Becraft Eric D, Dodsworth Jeremy A, Murugapiran Senthil K, Ohlsson J Ingemar, Briggs Brandon R, Kanbar Jad, De Vlaminck Iwijn, Quake Stephen R, Dong Hailiang, Hedlund Brian P, Swingley Wesley D
Department of Biological Sciences, Northern Illinois University, DeKalb, Illinois, USA.
Bigelow Laboratory for Ocean Sciences, East Boothbay, Maine, USA.
Appl Environ Microbiol. 2015 Dec 4;82(4):992-1003. doi: 10.1128/AEM.03140-15. Print 2016 Feb 15.
The vast majority of microbial life remains uncatalogued due to the inability to cultivate these organisms in the laboratory. This "microbial dark matter" represents a substantial portion of the tree of life and of the populations that contribute to chemical cycling in many ecosystems. In this work, we leveraged an existing single-cell genomic data set representing the candidate bacterial phylum "Calescamantes" (EM19) to calibrate machine learning algorithms and define metagenomic bins directly from pyrosequencing reads derived from Great Boiling Spring in the U.S. Great Basin. Compared to other assembly-based methods, taxonomic binning with a read-based machine learning approach yielded final assemblies with the highest predicted genome completeness of any method tested. Read-first binning subsequently was used to extract Calescamantes bins from all metagenomes with abundant Calescamantes populations, including metagenomes from Octopus Spring and Bison Pool in Yellowstone National Park and Gongxiaoshe Spring in Yunnan Province, China. Metabolic reconstruction suggests that Calescamantes are heterotrophic, facultative anaerobes, which can utilize oxidized nitrogen sources as terminal electron acceptors for respiration in the absence of oxygen and use proteins as their primary carbon source. Despite their phylogenetic divergence, the geographically separate Calescamantes populations were highly similar in their predicted metabolic capabilities and core gene content, respiring O2, or oxidized nitrogen species for energy conservation in distant but chemically similar hot springs.

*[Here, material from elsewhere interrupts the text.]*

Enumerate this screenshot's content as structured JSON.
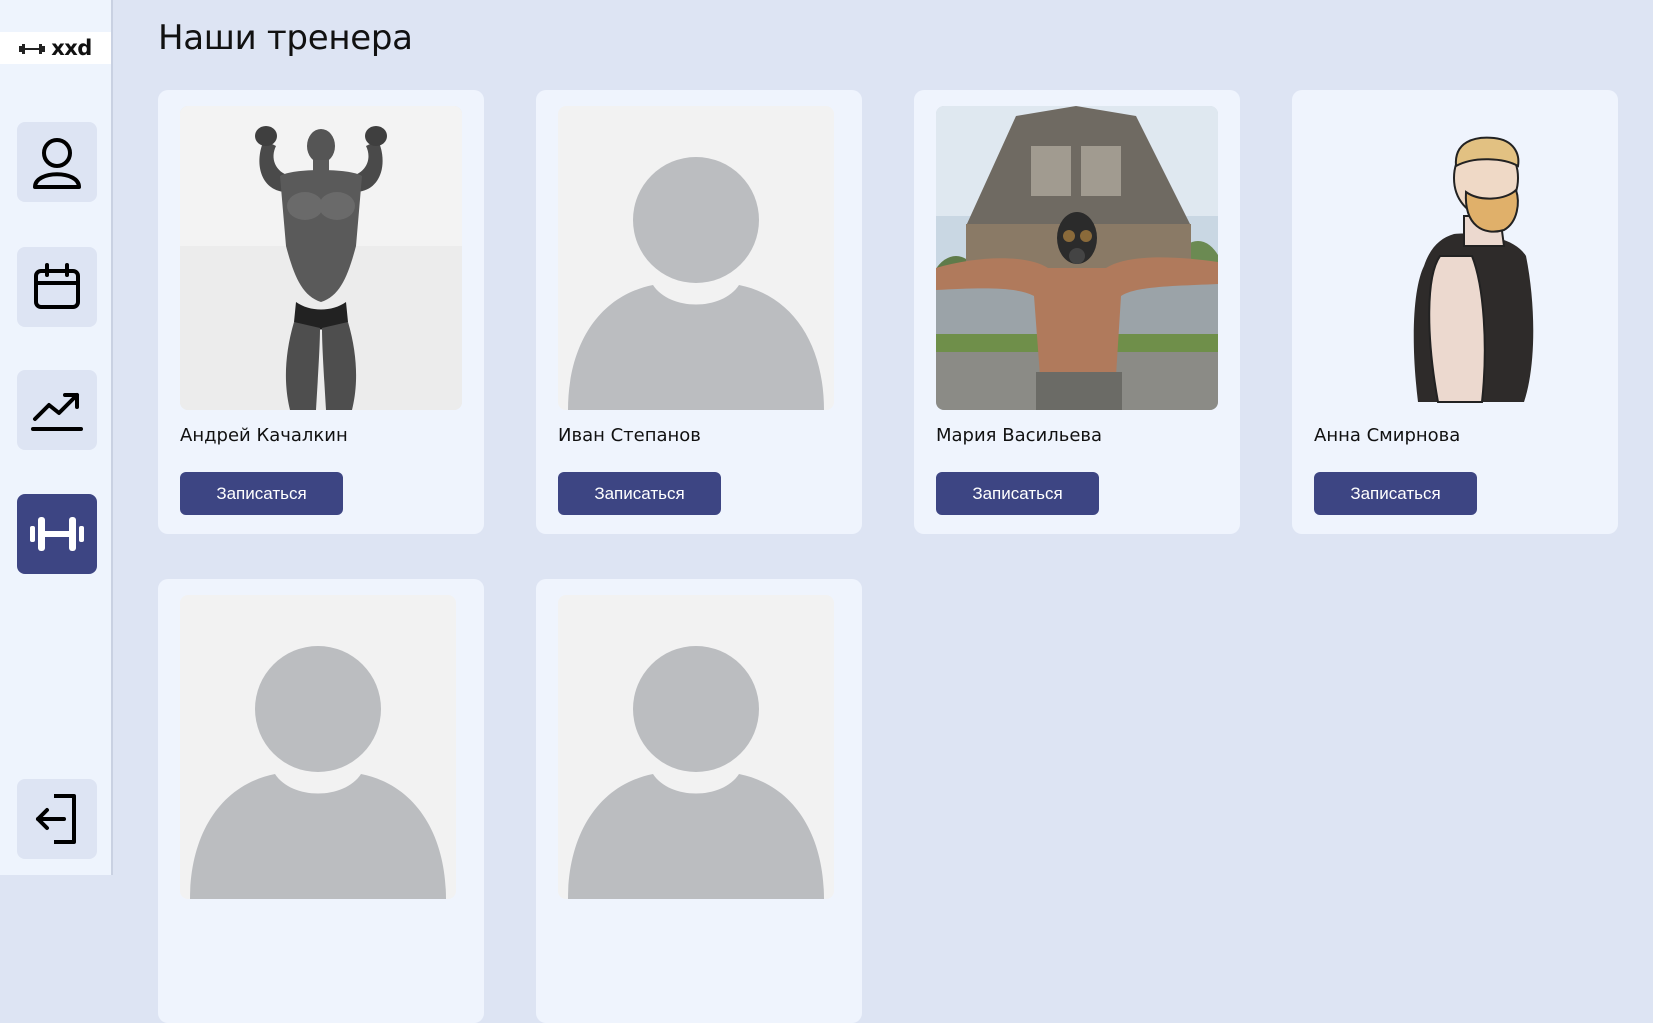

由于无法在实验室中培养这些微生物,绝大多数微生物仍未被分类编目。这种“微生物暗物质”在生命之树以及许多生态系统中参与化学循环的种群中占了很大一部分。在这项研究中,我们利用了一个现有的单细胞基因组数据集,该数据集代表候选细菌门“Calescamantes”(EM19),来校准机器学习算法,并直接从美国大盆地大沸腾泉的焦磷酸测序读数中定义宏基因组 bins。与其他基于组装的方法相比,使用基于读数的机器学习方法进行分类分箱得到的最终组装结果,在所有测试方法中预测的基因组完整性最高。随后,基于读数的优先分箱法被用于从所有含有丰富Calescamantes种群的宏基因组中提取Calescamantes bins,这些宏基因组包括黄石国家公园章鱼泉和野牛池以及中国云南省公肖舍泉的宏基因组。代谢重建表明,Calescamantes是异养兼性厌氧菌,在无氧条件下,它们可以利用氧化态氮源作为呼吸作用的终端电子受体,并以蛋白质作为主要碳源。尽管它们在系统发育上存在差异,但地理上分离的Calescamantes种群在预测的代谢能力和核心基因含量方面高度相似,在遥远但化学性质相似的温泉中通过呼吸氧气或氧化态氮物种来保存能量。